= John Fernström =

Swedish composer (1897–1961)

John Fernström (6 December 1897 – 19 October 1961) was a Swedish composer. He was the founder of the Nordic Youth Orchestra.

== Early life and education ==
Fernström was born in Yichang, China, where he also spent most part of the first ten years of his life at the mission his father directed, except for a couple of years in Sweden. He resided permanently in the Swedish province of Skåne from 1907 and started to study the violin at the conservatory in Malmö.

== Career ==
He was with the symphony orchestra of Helsingborg from 1916 until 1932, with some interruptions for studies; first as a violinist, later as one of its leading conductors. From 1941 he conducted the Lund Women's Student Choir at Lund University and took part in restructuring it, in 1948, into a mixed ensemble named Lund Academic Choir (Lunds akademiska kör). Later the same year Fernström left the choir when he was appointed director of the municipal music school in the city of Lund.

In 1951 he founded the Nordic Youth Orchestra, which still today is an almost compulsory step for all young Scandinavian musicians on their way to become professional musicians.
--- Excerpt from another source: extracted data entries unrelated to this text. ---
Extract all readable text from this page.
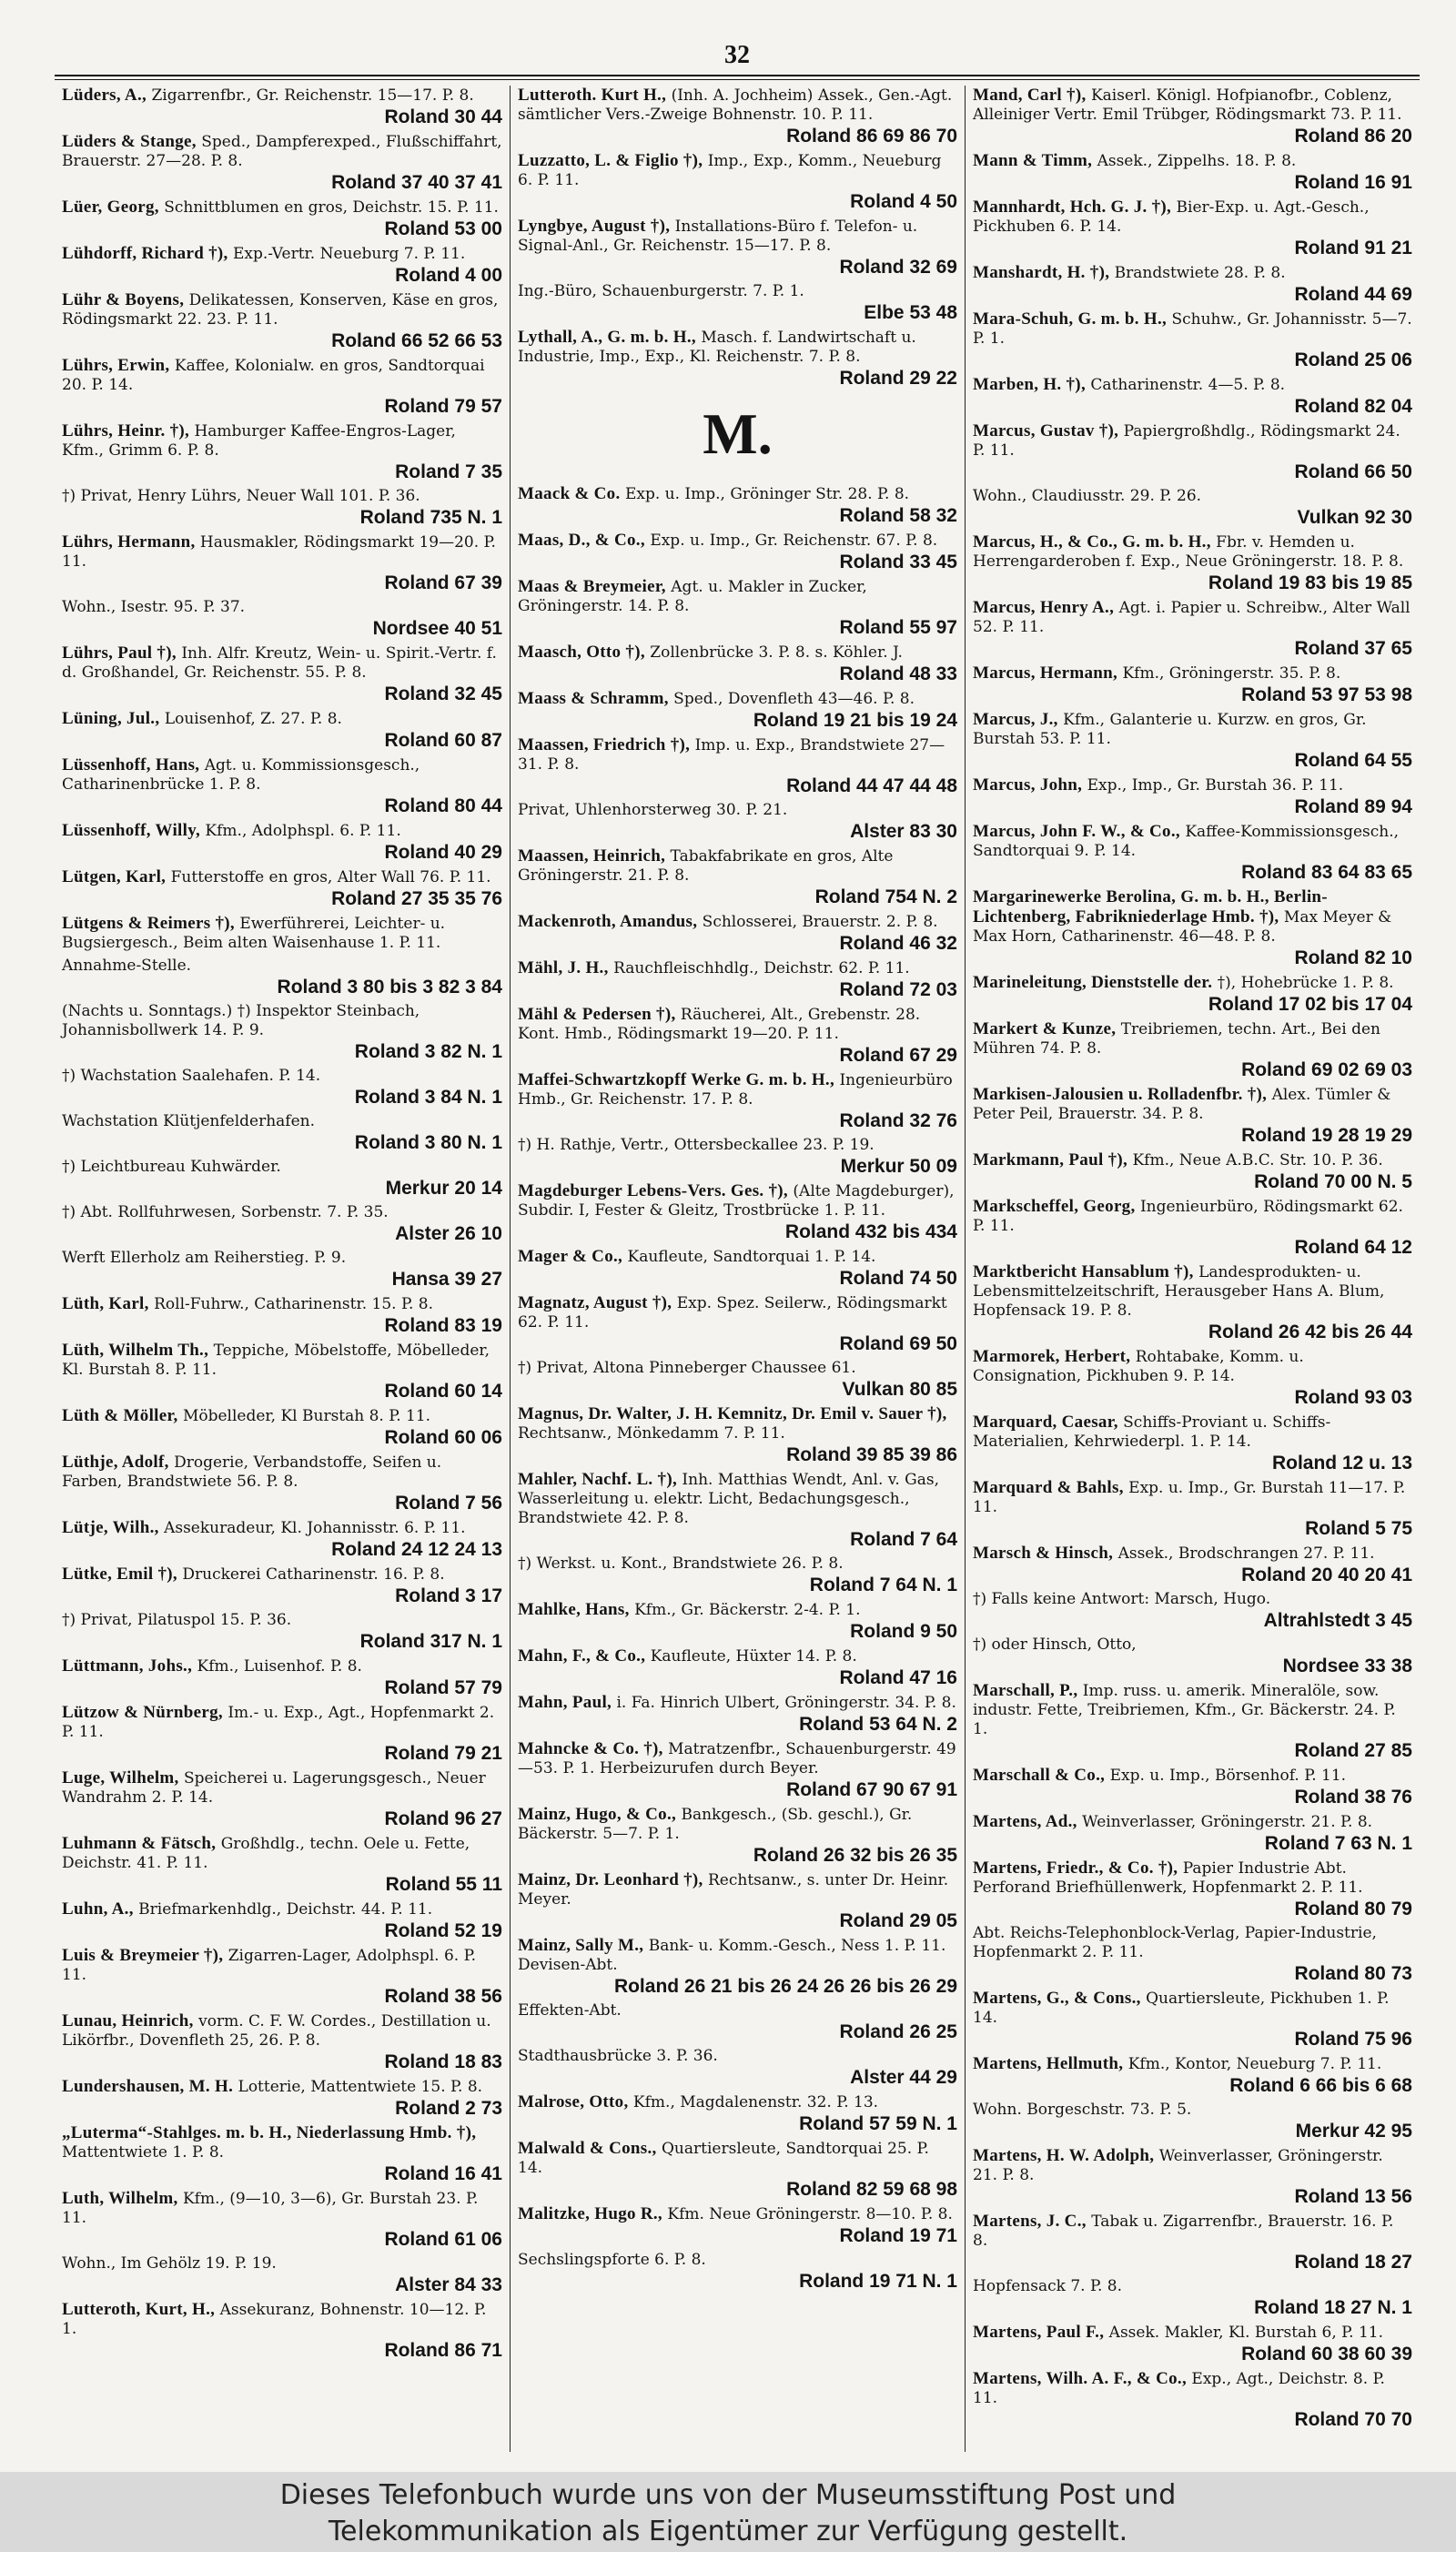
32
Lüders, A., Zigarrenfbr., Gr. Reichenstr. 15—17. P. 8.
Roland 30 44
Lüders & Stange, Sped., Dampferexped., Flußschiffahrt, Brauerstr. 27—28. P. 8.
Roland 37 40 37 41
Lüer, Georg, Schnittblumen en gros, Deichstr. 15. P. 11.
Roland 53 00
Lühdorff, Richard †), Exp.-Vertr. Neueburg 7. P. 11.
Roland 4 00
Lühr & Boyens, Delikatessen, Konserven, Käse en gros, Rödingsmarkt 22. 23. P. 11.
Roland 66 52 66 53
Lührs, Erwin, Kaffee, Kolonialw. en gros, Sandtorquai 20. P. 14.
Roland 79 57
Lührs, Heinr. †), Hamburger Kaffee-Engros-Lager, Kfm., Grimm 6. P. 8.
Roland 7 35
†) Privat, Henry Lührs, Neuer Wall 101. P. 36.
Roland 735 N. 1
Lührs, Hermann, Hausmakler, Rödingsmarkt 19—20. P. 11.
Roland 67 39
Wohn., Isestr. 95. P. 37.
Nordsee 40 51
Lührs, Paul †), Inh. Alfr. Kreutz, Wein- u. Spirit.-Vertr. f. d. Großhandel, Gr. Reichenstr. 55. P. 8.
Roland 32 45
Lüning, Jul., Louisenhof, Z. 27. P. 8.
Roland 60 87
Lüssenhoff, Hans, Agt. u. Kommissionsgesch., Catharinenbrücke 1. P. 8.
Roland 80 44
Lüssenhoff, Willy, Kfm., Adolphspl. 6. P. 11.
Roland 40 29
Lütgen, Karl, Futterstoffe en gros, Alter Wall 76. P. 11.
Roland 27 35 35 76
Lütgens & Reimers †), Ewerführerei, Leichter- u. Bugsiergesch., Beim alten Waisenhause 1. P. 11.
Annahme-Stelle.
Roland 3 80 bis 3 82 3 84
(Nachts u. Sonntags.) †) Inspektor Steinbach, Johannisbollwerk 14. P. 9.
Roland 3 82 N. 1
†) Wachstation Saalehafen. P. 14.
Roland 3 84 N. 1
Wachstation Klütjenfelderhafen.
Roland 3 80 N. 1
†) Leichtbureau Kuhwärder.
Merkur 20 14
†) Abt. Rollfuhrwesen, Sorbenstr. 7. P. 35.
Alster 26 10
Werft Ellerholz am Reiherstieg. P. 9.
Hansa 39 27
Lüth, Karl, Roll-Fuhrw., Catharinenstr. 15. P. 8.
Roland 83 19
Lüth, Wilhelm Th., Teppiche, Möbelstoffe, Möbelleder, Kl. Burstah 8. P. 11.
Roland 60 14
Lüth & Möller, Möbelleder, Kl Burstah 8. P. 11.
Roland 60 06
Lüthje, Adolf, Drogerie, Verbandstoffe, Seifen u. Farben, Brandstwiete 56. P. 8.
Roland 7 56
Lütje, Wilh., Assekuradeur, Kl. Johannisstr. 6. P. 11.
Roland 24 12 24 13
Lütke, Emil †), Druckerei Catharinenstr. 16. P. 8.
Roland 3 17
†) Privat, Pilatuspol 15. P. 36.
Roland 317 N. 1
Lüttmann, Johs., Kfm., Luisenhof. P. 8.
Roland 57 79
Lützow & Nürnberg, Im.- u. Exp., Agt., Hopfenmarkt 2. P. 11.
Roland 79 21
Luge, Wilhelm, Speicherei u. Lagerungsgesch., Neuer Wandrahm 2. P. 14.
Roland 96 27
Luhmann & Fätsch, Großhdlg., techn. Oele u. Fette, Deichstr. 41. P. 11.
Roland 55 11
Luhn, A., Briefmarkenhdlg., Deichstr. 44. P. 11.
Roland 52 19
Luis & Breymeier †), Zigarren-Lager, Adolphspl. 6. P. 11.
Roland 38 56
Lunau, Heinrich, vorm. C. F. W. Cordes., Destillation u. Likörfbr., Dovenfleth 25, 26. P. 8.
Roland 18 83
Lundershausen, M. H. Lotterie, Mattentwiete 15. P. 8.
Roland 2 73
„Luterma“-Stahlges. m. b. H., Niederlassung Hmb. †), Mattentwiete 1. P. 8.
Roland 16 41
Luth, Wilhelm, Kfm., (9—10, 3—6), Gr. Burstah 23. P. 11.
Roland 61 06
Wohn., Im Gehölz 19. P. 19.
Alster 84 33
Lutteroth, Kurt, H., Assekuranz, Bohnenstr. 10—12. P. 1.
Roland 86 71
Lutteroth. Kurt H., (Inh. A. Jochheim) Assek., Gen.-Agt. sämtlicher Vers.-Zweige Bohnenstr. 10. P. 11.
Roland 86 69 86 70
Luzzatto, L. & Figlio †), Imp., Exp., Komm., Neueburg 6. P. 11.
Roland 4 50
Lyngbye, August †), Installations-Büro f. Telefon- u. Signal-Anl., Gr. Reichenstr. 15—17. P. 8.
Roland 32 69
Ing.-Büro, Schauenburgerstr. 7. P. 1.
Elbe 53 48
Lythall, A., G. m. b. H., Masch. f. Landwirtschaft u. Industrie, Imp., Exp., Kl. Reichenstr. 7. P. 8.
Roland 29 22
M.
Maack & Co. Exp. u. Imp., Gröninger Str. 28. P. 8.
Roland 58 32
Maas, D., & Co., Exp. u. Imp., Gr. Reichenstr. 67. P. 8.
Roland 33 45
Maas & Breymeier, Agt. u. Makler in Zucker, Gröningerstr. 14. P. 8.
Roland 55 97
Maasch, Otto †), Zollenbrücke 3. P. 8. s. Köhler. J.
Roland 48 33
Maass & Schramm, Sped., Dovenfleth 43—46. P. 8.
Roland 19 21 bis 19 24
Maassen, Friedrich †), Imp. u. Exp., Brandstwiete 27—31. P. 8.
Roland 44 47 44 48
Privat, Uhlenhorsterweg 30. P. 21.
Alster 83 30
Maassen, Heinrich, Tabakfabrikate en gros, Alte Gröningerstr. 21. P. 8.
Roland 754 N. 2
Mackenroth, Amandus, Schlosserei, Brauerstr. 2. P. 8.
Roland 46 32
Mähl, J. H., Rauchfleischhdlg., Deichstr. 62. P. 11.
Roland 72 03
Mähl & Pedersen †), Räucherei, Alt., Grebenstr. 28. Kont. Hmb., Rödingsmarkt 19—20. P. 11.
Roland 67 29
Maffei-Schwartzkopff Werke G. m. b. H., Ingenieurbüro Hmb., Gr. Reichenstr. 17. P. 8.
Roland 32 76
†) H. Rathje, Vertr., Ottersbeckallee 23. P. 19.
Merkur 50 09
Magdeburger Lebens-Vers. Ges. †), (Alte Magdeburger), Subdir. I, Fester & Gleitz, Trostbrücke 1. P. 11.
Roland 432 bis 434
Mager & Co., Kaufleute, Sandtorquai 1. P. 14.
Roland 74 50
Magnatz, August †), Exp. Spez. Seilerw., Rödingsmarkt 62. P. 11.
Roland 69 50
†) Privat, Altona Pinneberger Chaussee 61.
Vulkan 80 85
Magnus, Dr. Walter, J. H. Kemnitz, Dr. Emil v. Sauer †), Rechtsanw., Mönkedamm 7. P. 11.
Roland 39 85 39 86
Mahler, Nachf. L. †), Inh. Matthias Wendt, Anl. v. Gas, Wasserleitung u. elektr. Licht, Bedachungsgesch., Brandstwiete 42. P. 8.
Roland 7 64
†) Werkst. u. Kont., Brandstwiete 26. P. 8.
Roland 7 64 N. 1
Mahlke, Hans, Kfm., Gr. Bäckerstr. 2-4. P. 1.
Roland 9 50
Mahn, F., & Co., Kaufleute, Hüxter 14. P. 8.
Roland 47 16
Mahn, Paul, i. Fa. Hinrich Ulbert, Gröningerstr. 34. P. 8.
Roland 53 64 N. 2
Mahncke & Co. †), Matratzenfbr., Schauenburgerstr. 49—53. P. 1. Herbeizurufen durch Beyer.
Roland 67 90 67 91
Mainz, Hugo, & Co., Bankgesch., (Sb. geschl.), Gr. Bäckerstr. 5—7. P. 1.
Roland 26 32 bis 26 35
Mainz, Dr. Leonhard †), Rechtsanw., s. unter Dr. Heinr. Meyer.
Roland 29 05
Mainz, Sally M., Bank- u. Komm.-Gesch., Ness 1. P. 11. Devisen-Abt.
Roland 26 21 bis 26 24 26 26 bis 26 29
Effekten-Abt.
Roland 26 25
Stadthausbrücke 3. P. 36.
Alster 44 29
Malrose, Otto, Kfm., Magdalenenstr. 32. P. 13.
Roland 57 59 N. 1
Malwald & Cons., Quartiersleute, Sandtorquai 25. P. 14.
Roland 82 59 68 98
Malitzke, Hugo R., Kfm. Neue Gröningerstr. 8—10. P. 8.
Roland 19 71
Sechslingspforte 6. P. 8.
Roland 19 71 N. 1
Mand, Carl †), Kaiserl. Königl. Hofpianofbr., Coblenz, Alleiniger Vertr. Emil Trübger, Rödingsmarkt 73. P. 11.
Roland 86 20
Mann & Timm, Assek., Zippelhs. 18. P. 8.
Roland 16 91
Mannhardt, Hch. G. J. †), Bier-Exp. u. Agt.-Gesch., Pickhuben 6. P. 14.
Roland 91 21
Manshardt, H. †), Brandstwiete 28. P. 8.
Roland 44 69
Mara-Schuh, G. m. b. H., Schuhw., Gr. Johannisstr. 5—7. P. 1.
Roland 25 06
Marben, H. †), Catharinenstr. 4—5. P. 8.
Roland 82 04
Marcus, Gustav †), Papiergroßhdlg., Rödingsmarkt 24. P. 11.
Roland 66 50
Wohn., Claudiusstr. 29. P. 26.
Vulkan 92 30
Marcus, H., & Co., G. m. b. H., Fbr. v. Hemden u. Herrengarderoben f. Exp., Neue Gröningerstr. 18. P. 8.
Roland 19 83 bis 19 85
Marcus, Henry A., Agt. i. Papier u. Schreibw., Alter Wall 52. P. 11.
Roland 37 65
Marcus, Hermann, Kfm., Gröningerstr. 35. P. 8.
Roland 53 97 53 98
Marcus, J., Kfm., Galanterie u. Kurzw. en gros, Gr. Burstah 53. P. 11.
Roland 64 55
Marcus, John, Exp., Imp., Gr. Burstah 36. P. 11.
Roland 89 94
Marcus, John F. W., & Co., Kaffee-Kommissionsgesch., Sandtorquai 9. P. 14.
Roland 83 64 83 65
Margarinewerke Berolina, G. m. b. H., Berlin-Lichtenberg, Fabrikniederlage Hmb. †), Max Meyer & Max Horn, Catharinenstr. 46—48. P. 8.
Roland 82 10
Marineleitung, Dienststelle der. †), Hohebrücke 1. P. 8.
Roland 17 02 bis 17 04
Markert & Kunze, Treibriemen, techn. Art., Bei den Mühren 74. P. 8.
Roland 69 02 69 03
Markisen-Jalousien u. Rolladenfbr. †), Alex. Tümler & Peter Peil, Brauerstr. 34. P. 8.
Roland 19 28 19 29
Markmann, Paul †), Kfm., Neue A.B.C. Str. 10. P. 36.
Roland 70 00 N. 5
Markscheffel, Georg, Ingenieurbüro, Rödingsmarkt 62. P. 11.
Roland 64 12
Marktbericht Hansablum †), Landesprodukten- u. Lebensmittelzeitschrift, Herausgeber Hans A. Blum, Hopfensack 19. P. 8.
Roland 26 42 bis 26 44
Marmorek, Herbert, Rohtabake, Komm. u. Consignation, Pickhuben 9. P. 14.
Roland 93 03
Marquard, Caesar, Schiffs-Proviant u. Schiffs-Materialien, Kehrwiederpl. 1. P. 14.
Roland 12 u. 13
Marquard & Bahls, Exp. u. Imp., Gr. Burstah 11—17. P. 11.
Roland 5 75
Marsch & Hinsch, Assek., Brodschrangen 27. P. 11.
Roland 20 40 20 41
†) Falls keine Antwort: Marsch, Hugo.
Altrahlstedt 3 45
†) oder Hinsch, Otto,
Nordsee 33 38
Marschall, P., Imp. russ. u. amerik. Mineralöle, sow. industr. Fette, Treibriemen, Kfm., Gr. Bäckerstr. 24. P. 1.
Roland 27 85
Marschall & Co., Exp. u. Imp., Börsenhof. P. 11.
Roland 38 76
Martens, Ad., Weinverlasser, Gröningerstr. 21. P. 8.
Roland 7 63 N. 1
Martens, Friedr., & Co. †), Papier Industrie Abt. Perforand Briefhüllenwerk, Hopfenmarkt 2. P. 11.
Roland 80 79
Abt. Reichs-Telephonblock-Verlag, Papier-Industrie, Hopfenmarkt 2. P. 11.
Roland 80 73
Martens, G., & Cons., Quartiersleute, Pickhuben 1. P. 14.
Roland 75 96
Martens, Hellmuth, Kfm., Kontor, Neueburg 7. P. 11.
Roland 6 66 bis 6 68
Wohn. Borgeschstr. 73. P. 5.
Merkur 42 95
Martens, H. W. Adolph, Weinverlasser, Gröningerstr. 21. P. 8.
Roland 13 56
Martens, J. C., Tabak u. Zigarrenfbr., Brauerstr. 16. P. 8.
Roland 18 27
Hopfensack 7. P. 8.
Roland 18 27 N. 1
Martens, Paul F., Assek. Makler, Kl. Burstah 6, P. 11.
Roland 60 38 60 39
Martens, Wilh. A. F., & Co., Exp., Agt., Deichstr. 8. P. 11.
Roland 70 70
Dieses Telefonbuch wurde uns von der Museumsstiftung Post und
Telekommunikation als Eigentümer zur Verfügung gestellt.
In 1953, he was elected member of the Royal Swedish Academy of Music.

== Death and legacy ==
Fernström died in Lund. He had written twelve symphonies, eight string quartets, many other chamber music pieces, concertos (among which two violin concertos, a bassoon concerto and a clarinet concerto), two operas (Echnaton and Isissystrarnas bröllop), and a large number of songs and choral pieces.